A vacant office in Swansea Vale could be turned into a factory making cancer medicines for patients across south and west Wales, under plans lodged with Swansea Council.
NHS Wales wants to convert the building at 3 Sandringham Park, in Llansamlet, into a facility producing injectable medicines — many of them for cancer patients.
The plans, submitted by NHS Wales Shared Services Partnership, seek to change the building’s use from offices to a medicines production facility.
The site is a former DVLA call centre, one of a cluster of buildings the agency once occupied at Sandringham Park, and has been standing empty and marketed to let.
The application says the new facility is urgently needed.

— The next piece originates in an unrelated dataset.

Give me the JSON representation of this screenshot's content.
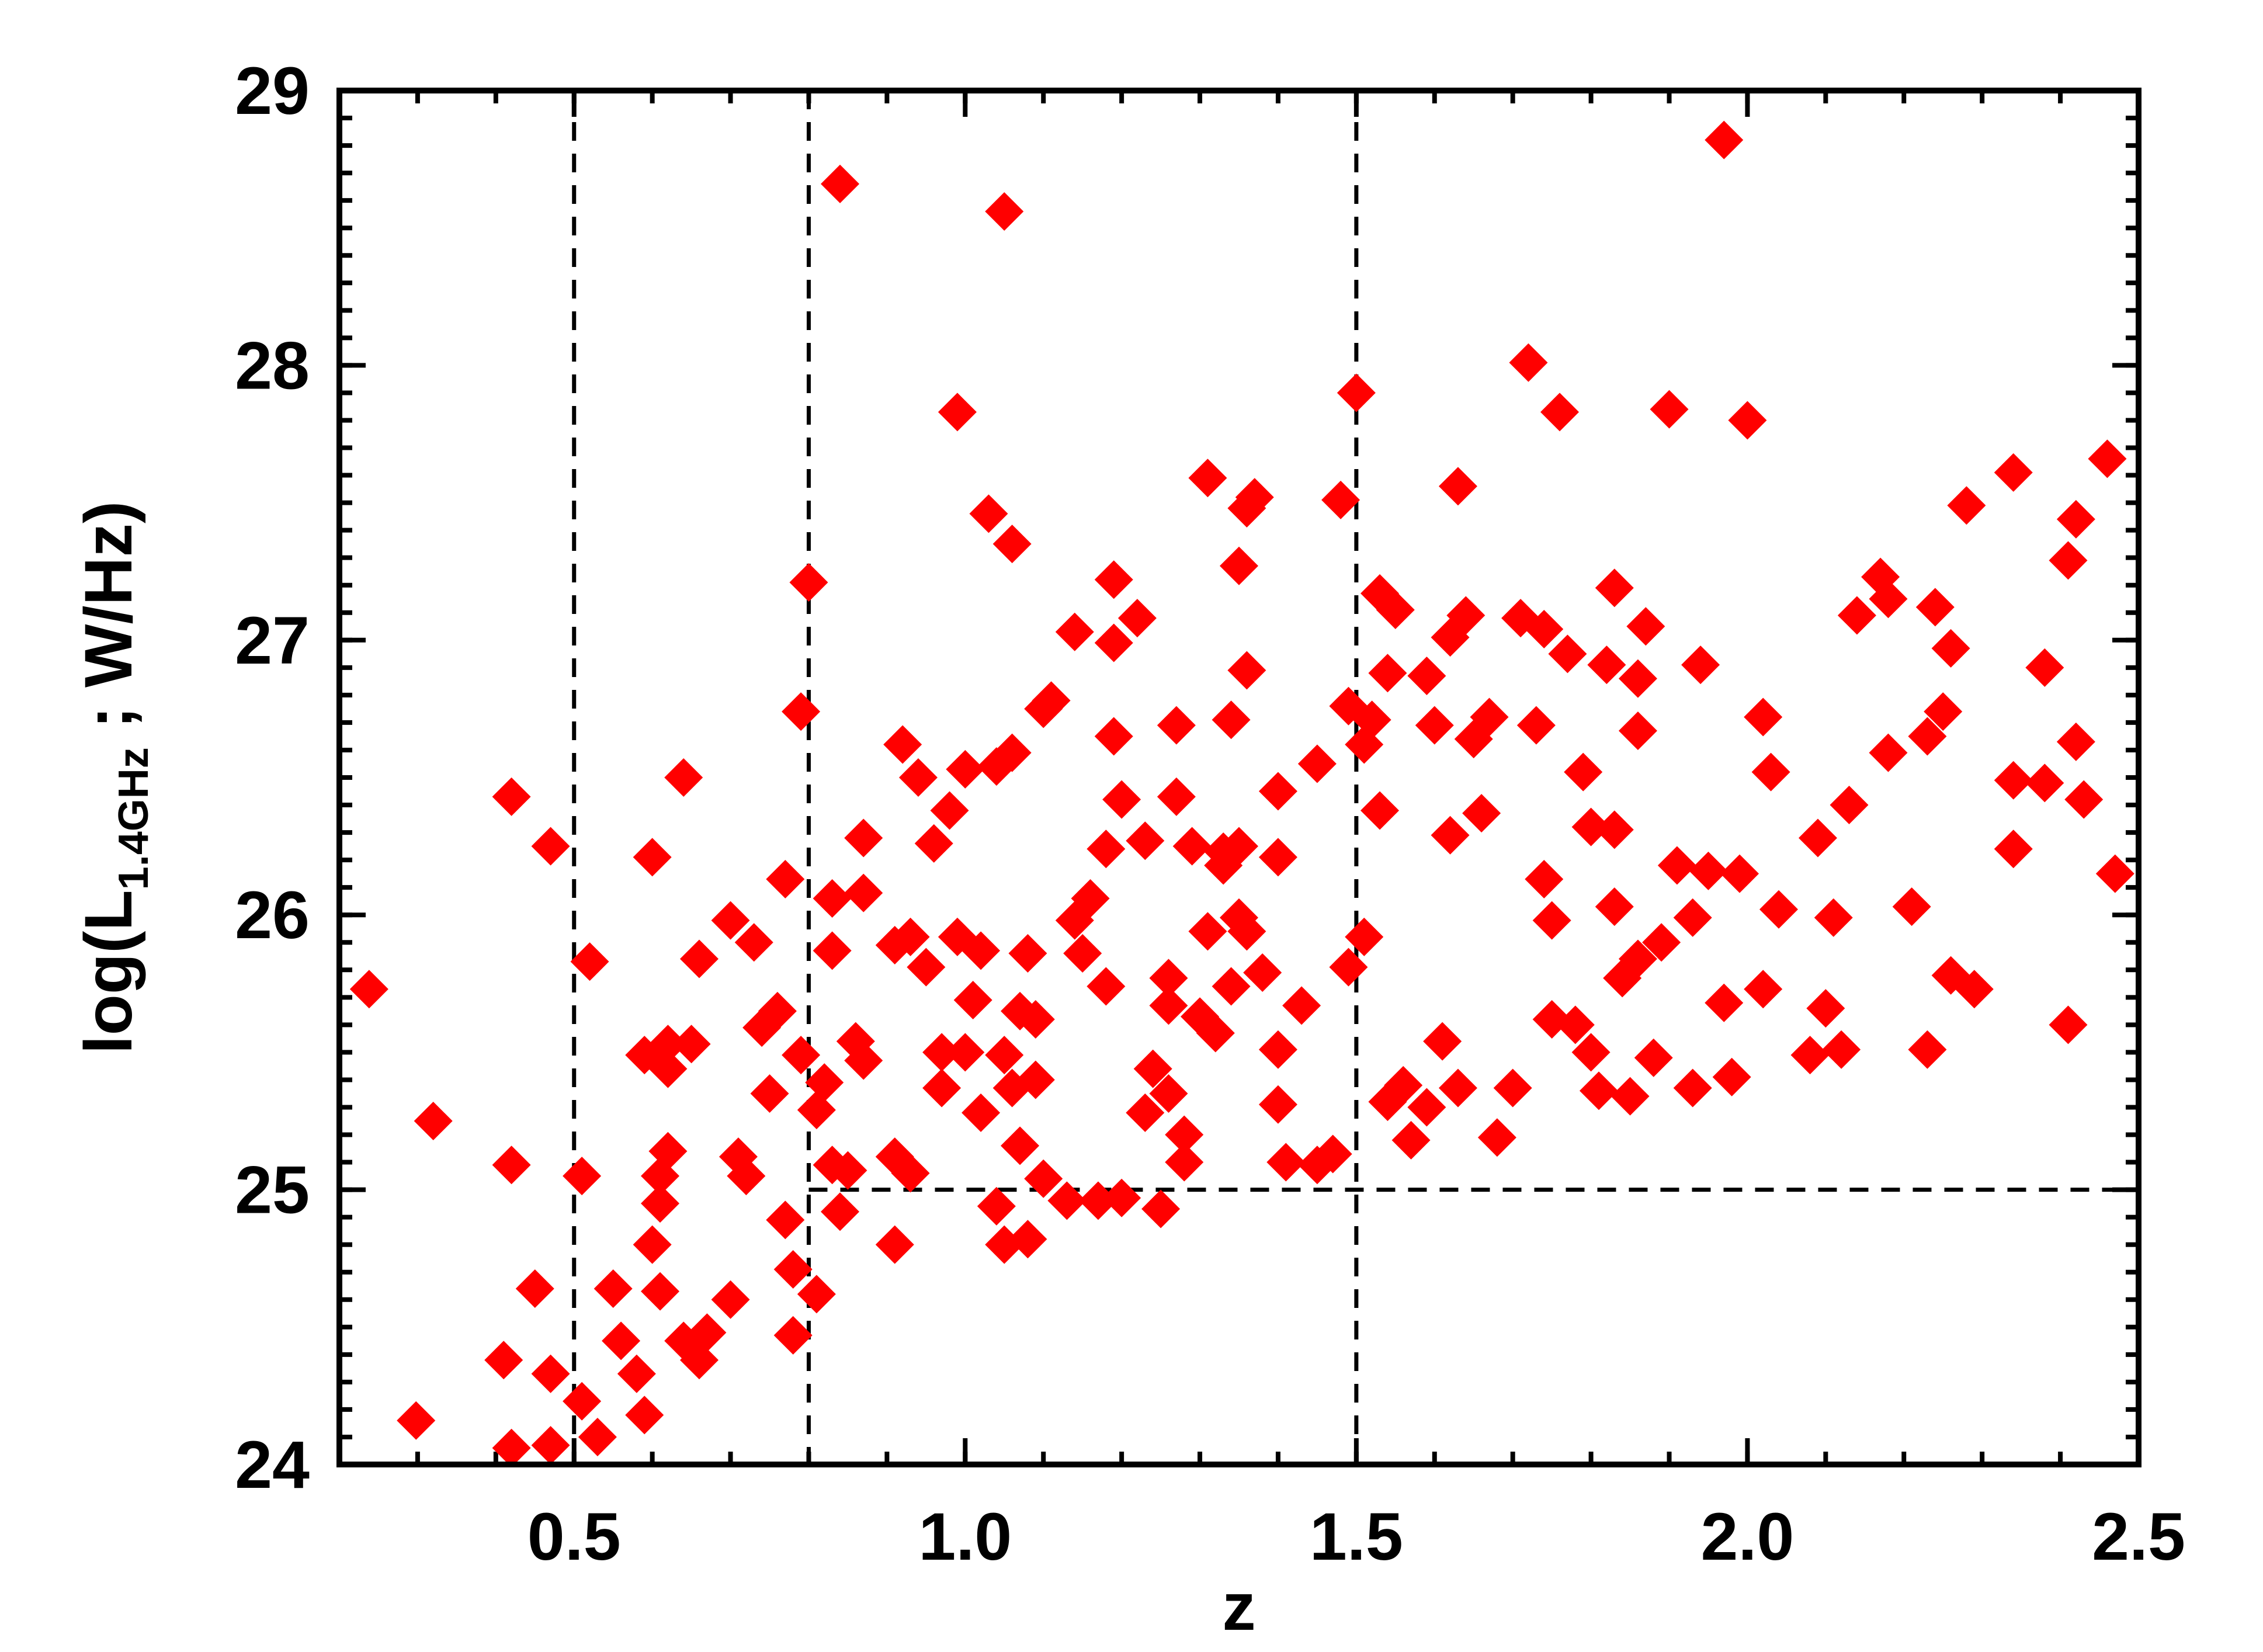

It warns that patients across south and west Wales currently rely on a single unit in Swansea to prepare injections used in scans.
According to the application, that single unit is causing delay and disruption at 12 major cancer centres and hospitals — and if it failed, the NHS would be unable to scan patients with suspected cancer at all.
The documents describe the project as a very high priority for both the Welsh Government and the health boards and trusts that make up NHS Wales.
The facility would make many thousands of patient doses a year, focusing on injectable medicines with short shelf lives that have to be prepared in clean-room conditions, the application says.
Most would support cancer patients, but the plans say the facility would also produce medicines for a range of other conditions and for patients after surgery.
NHS Wales also says the move would bring work back in-house from commercial suppliers in England, securing skilled jobs in Wales — though the application does not say how many people would be employed.
The building would run around the clock, with the busiest hours between 6am and 6pm on weekdays, and staff working shifts.
Because of the sensitive nature of the work, the facility would need licences from bodies including the medicines regulator, the Health and Safety Executive, the Home Office and counter-terrorism police before it could open.
The plans involve no major changes to the outside of the building, which would be converted internally. Bird and bat boxes are proposed on the walls to provide a wildlife benefit.
The application notes the site sits within a flood zone, but argues the facility should be treated as essential infrastructure given its economic and health importance, and says the internal conversion would not increase flood risk elsewhere.
The proposal lands at a difficult time for the NHS locally, with Swansea Bay health board — a separate body from the applicant — recently announcing plans to cut up to 800 jobs over three years to balance its books.
It also comes as the region’s NHS continues to invest in cancer care, with Swansea Bay services recently honoured at awards dedicated to cancer treatment in Wales.
Swansea Council will decide the application in the coming weeks. Residents can view the plans and comment via the council’s planning portal, under reference 2026/1037/FUL.